Ağıtlar yakılır, isyan edilir, gözyaşları dökülür gidenin
ardından. Sevdiğini aldığında toprak, iliklerine kadar hissedersin çaresizliği.
Anlarsın işte o zaman asıl kaybetmek neymiş. Bir daha göremeyeceksin o masum
gülüşünü. Duyamayacaksın o eşsiz sesini. Bazen dalıp gideceksin onunla
geçirdiğin anlara. Asıl acı neymiş işte o zaman anlayacaksın. Uyandırdıklarında
seni uykudan onun bu dünyadan ayrıldığını söylemek için, işte o zaman
anlayacaksın yıkılmak neymiş. Asla inanmayacaksın onu bir daha göremeyeceğine.
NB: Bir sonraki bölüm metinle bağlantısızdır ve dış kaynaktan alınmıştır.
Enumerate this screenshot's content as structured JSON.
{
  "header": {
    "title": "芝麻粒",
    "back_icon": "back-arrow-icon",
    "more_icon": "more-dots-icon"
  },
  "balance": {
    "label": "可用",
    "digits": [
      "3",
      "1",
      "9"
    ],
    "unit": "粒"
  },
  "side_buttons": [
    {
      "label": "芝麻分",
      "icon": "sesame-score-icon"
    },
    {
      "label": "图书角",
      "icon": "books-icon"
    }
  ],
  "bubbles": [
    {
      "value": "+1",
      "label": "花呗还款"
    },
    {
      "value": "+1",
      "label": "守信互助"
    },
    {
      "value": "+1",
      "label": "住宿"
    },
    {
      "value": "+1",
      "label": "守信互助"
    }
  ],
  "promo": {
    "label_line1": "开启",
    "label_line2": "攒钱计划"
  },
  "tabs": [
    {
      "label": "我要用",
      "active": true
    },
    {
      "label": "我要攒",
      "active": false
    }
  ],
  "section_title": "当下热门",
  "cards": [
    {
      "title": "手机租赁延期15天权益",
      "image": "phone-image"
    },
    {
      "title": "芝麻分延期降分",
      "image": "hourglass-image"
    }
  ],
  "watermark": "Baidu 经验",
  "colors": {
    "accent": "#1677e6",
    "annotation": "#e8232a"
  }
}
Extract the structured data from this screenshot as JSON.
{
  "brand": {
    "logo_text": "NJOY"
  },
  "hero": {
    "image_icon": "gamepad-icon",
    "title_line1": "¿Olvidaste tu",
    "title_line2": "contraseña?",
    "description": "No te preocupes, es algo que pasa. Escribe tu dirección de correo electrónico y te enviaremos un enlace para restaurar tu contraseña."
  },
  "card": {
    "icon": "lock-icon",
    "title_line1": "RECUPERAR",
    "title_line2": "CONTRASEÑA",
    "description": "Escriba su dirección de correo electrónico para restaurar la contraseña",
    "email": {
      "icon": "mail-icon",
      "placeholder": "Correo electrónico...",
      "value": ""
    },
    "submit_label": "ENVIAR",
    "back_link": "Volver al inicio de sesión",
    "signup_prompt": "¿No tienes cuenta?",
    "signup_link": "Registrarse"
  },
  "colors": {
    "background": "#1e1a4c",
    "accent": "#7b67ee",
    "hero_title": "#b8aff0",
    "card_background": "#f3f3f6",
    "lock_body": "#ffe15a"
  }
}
Adı her anıldığında gözyaşı dökeceksin. Bir fotoğrafımız olsaydı diyeceksin onu
her düşündüğünde. Ona susayacaksın, susuz kalmış bir çiçek gibi kuruyacaksın. Ona
son kez sımsıkı sarılmadığın, doya doya öpmediğin, kokusunu derinlerine kadar
çekmediğin için pişmanlık ateşlerinde yanacaksın. O zaman anlayacaksın gidenlerin
kalanları da beraberinde götürdüğünü.